The Fort Harrison Training Support Center - Forward [TSC FWD] at FT Harrison provides Training Aids, Devices, Simulators, and Simulations to include MILES Gear to using units at FT Harrison, Limestone Hills, WACO (MT), and local training areas throughout Montana. The Fort Lewis Training Support Center supports all Western Region TSC customers located in Washington, Oregon, Montana, Idaho, California and Nevada. Customers include Active Army, US Army Reserve, Army National Guard and Army ROTC.
Fort Harrison is located approximately 3 miles west of Helena, Montana in an intermontane valley. This valley is 25 miles from north to south and 35 miles from east to west and averages about 4,000 feet elevation. The surrounding mountains range from 7,000 to 9,000 feet elevation. Fort Harrison occupies 2,154 acres, an additional 1,727 acres are leased, and an additional 3,580 acres are used with a land use permit. The VA Center is located directly south of Fort Harrison and is an independent Federal facility administered by the Department of Veterans Affairs.
Fort Harrison is located adjacent to the city of Helena in Lewis and Clark County. Helena is a city of 35,000 people and nearly 53,000 people reside in Lewis and Clark County. The County's population growth during this decade has averaged 2.1 percent annually. There are 170 full-time employees at Fort Harrison and another 65 full-time employees at the Army Aviation Support Facility at the Helena Airport. This represents less than 1% of the County's employment. In addition, there are 350 MT ARNG members at Fort Harrison, and 250 members at the Army Aviation Support Facility. On a typical monthly drill weekend there are between 300 and 400 soldiers at Fort Harrison.
Land use within the Fort Harrison cantonment area consists of billeting, dining, latrine facilities, and site support operations, ranges for small arms qualifications, and a drop zone and a helicopter landing area. Land on the southern perimeter of Fort Harrison is occupied by the Veterans Administration.

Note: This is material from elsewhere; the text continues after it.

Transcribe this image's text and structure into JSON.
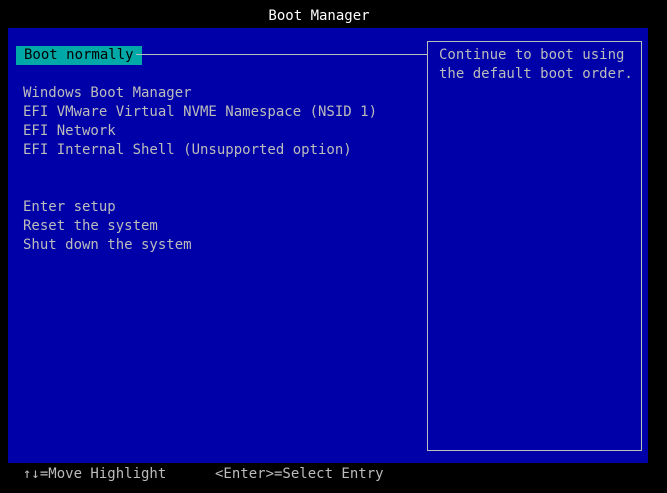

Land use to the east, west, and north of Fort Harrison consists of scattered farms, and residences, grazing land and hilly mountainous terrain.
The Helena Valley has a semiarid climate that is characterized by hot summers (typical maximum 90oF) and cold winters (typical minimum -20oF) with the majority of precipitation falling during late spring and early summer. The average annual precipitation is 11.37 inches and average annual snowfall is 48 inches. Winds are generally westerly throughout the year, averaging 7 to 8 miles per hour. Cold air may be trapped in the Helena Valley during winter forming pronounced temperature inversions.

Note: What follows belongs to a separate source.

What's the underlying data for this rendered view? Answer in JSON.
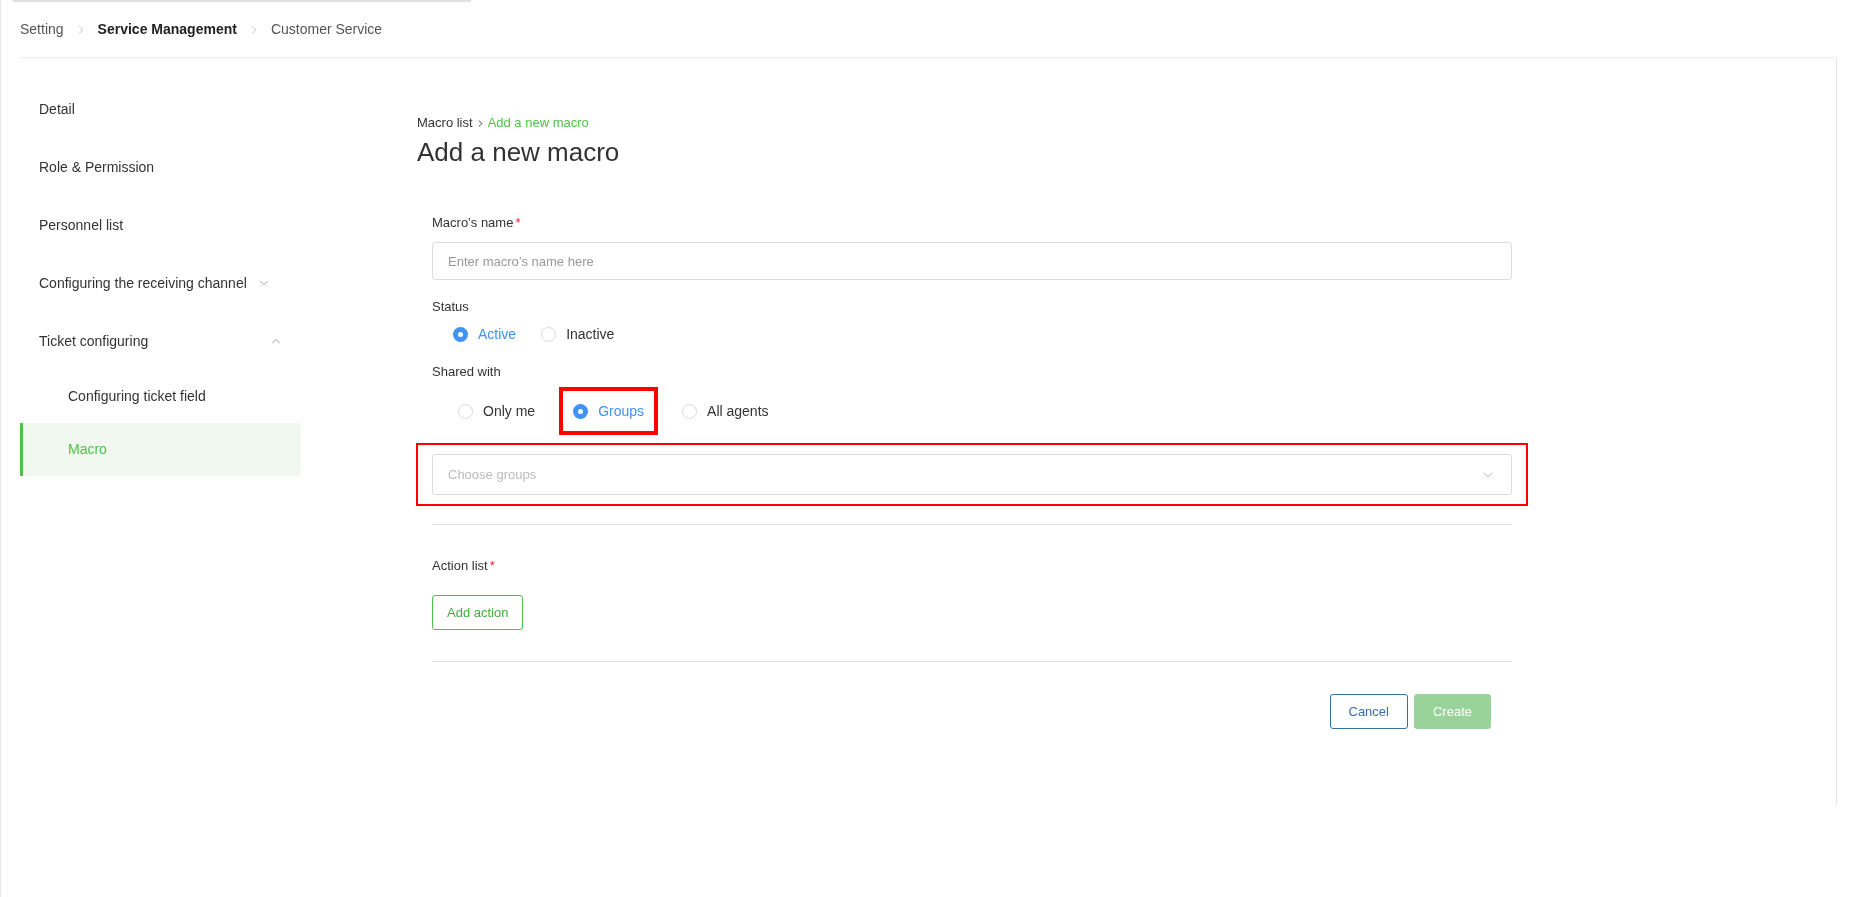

Fort Harrison is located at the southwestern edge of the Helena Valley. This valley encompasses approximately 875 square miles and is surrounded by mountain ranges. The elevation at Fort Harrison ranges from 3,950 feet at the southeastern corner to 5,252 along the western boundary.

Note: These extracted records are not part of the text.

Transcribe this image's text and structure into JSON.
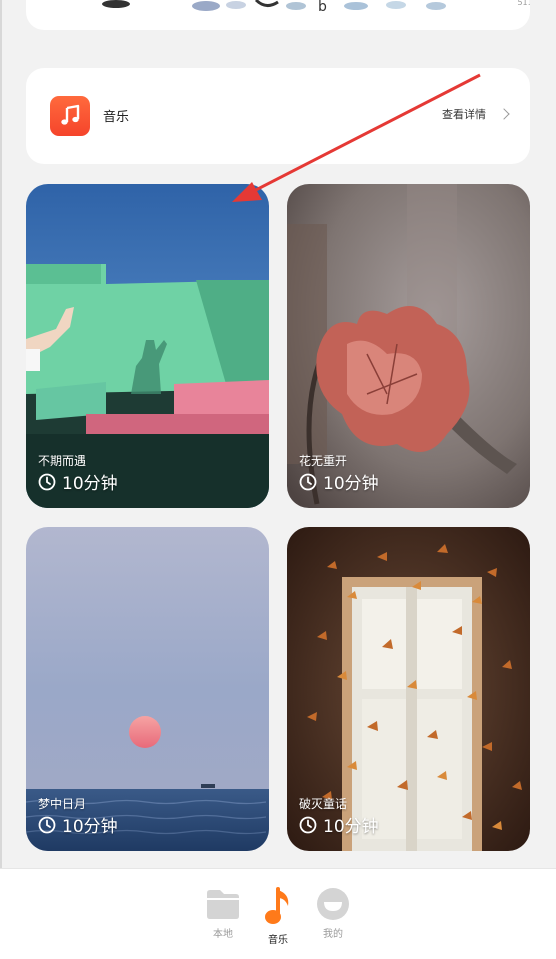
{
  "banner": {
    "corner_id": "511068"
  },
  "music_card": {
    "icon": "music-note-icon",
    "label": "音乐",
    "details_label": "查看详情",
    "accent": "#f5442b"
  },
  "tiles": [
    {
      "title": "不期而遇",
      "duration": "10分钟"
    },
    {
      "title": "花无重开",
      "duration": "10分钟"
    },
    {
      "title": "梦中日月",
      "duration": "10分钟"
    },
    {
      "title": "破灭童话",
      "duration": "10分钟"
    }
  ],
  "bottom_nav": {
    "items": [
      {
        "label": "本地",
        "icon": "folder-icon",
        "active": false
      },
      {
        "label": "音乐",
        "icon": "music-note-icon",
        "active": true
      },
      {
        "label": "我的",
        "icon": "profile-icon",
        "active": false
      }
    ],
    "active_color": "#ff7a1a"
  },
  "annotation": {
    "color": "#e53935"
  }
}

The northeastern corner of Fort Harrison consists of stream deposits (from Quaternary period) generally 10 to 40 feet thick and is comprised of pebbles, cobbles, and boulders interlayered with thin beds of sand, silt, and clay. Slope wash deposits approximately 1 to 20 feet thick underlie the northern portion of Fort Harrison and consists of coarse gravels, silts and clay washed off of steeper adjacent slopes. Sedimentary bedrock consisting of sandstone, shale, limestone, and dolomite, underlies much of the southern and western portions of Fort Harrison. This bedrock is several thousand feet thick and is also found under stream deposits and slope wash.
Three noxious weeds, spotted knapweed, leafy spurge, and dalmatian toadflax occur at Fort Harrison. Of these weeds only spotted knapweed occurs in the vicinity of the proposed release site and the existing prairie dog colony. The MT ARNG maintains an active program to control noxious weeds at Fort Harrison. Approximately 170 acres are sprayed annually.
Fort Harrison is used by a variety of wildlife species. Elk and mule deer are common on the western portion. Deer tracks were also observed within the existing prairie dog colony within the cantonment area. Common bird species occurring in the needle-and-thread grass/blue grama habitat type include the horned lark and western meadowlark. Black-tailed prairie dogs provide habitat for several rare or uncommon wildlife species. The black-footed ferret is a Federally listed endangered species that is dependent upon prairie dogs for prey and habitat. The prairie dog colony at Fort Harrison is not large enough to support a ferret population and there are no large prairie dog colonies sufficiently close to Fort Harrison to contain a ferret population.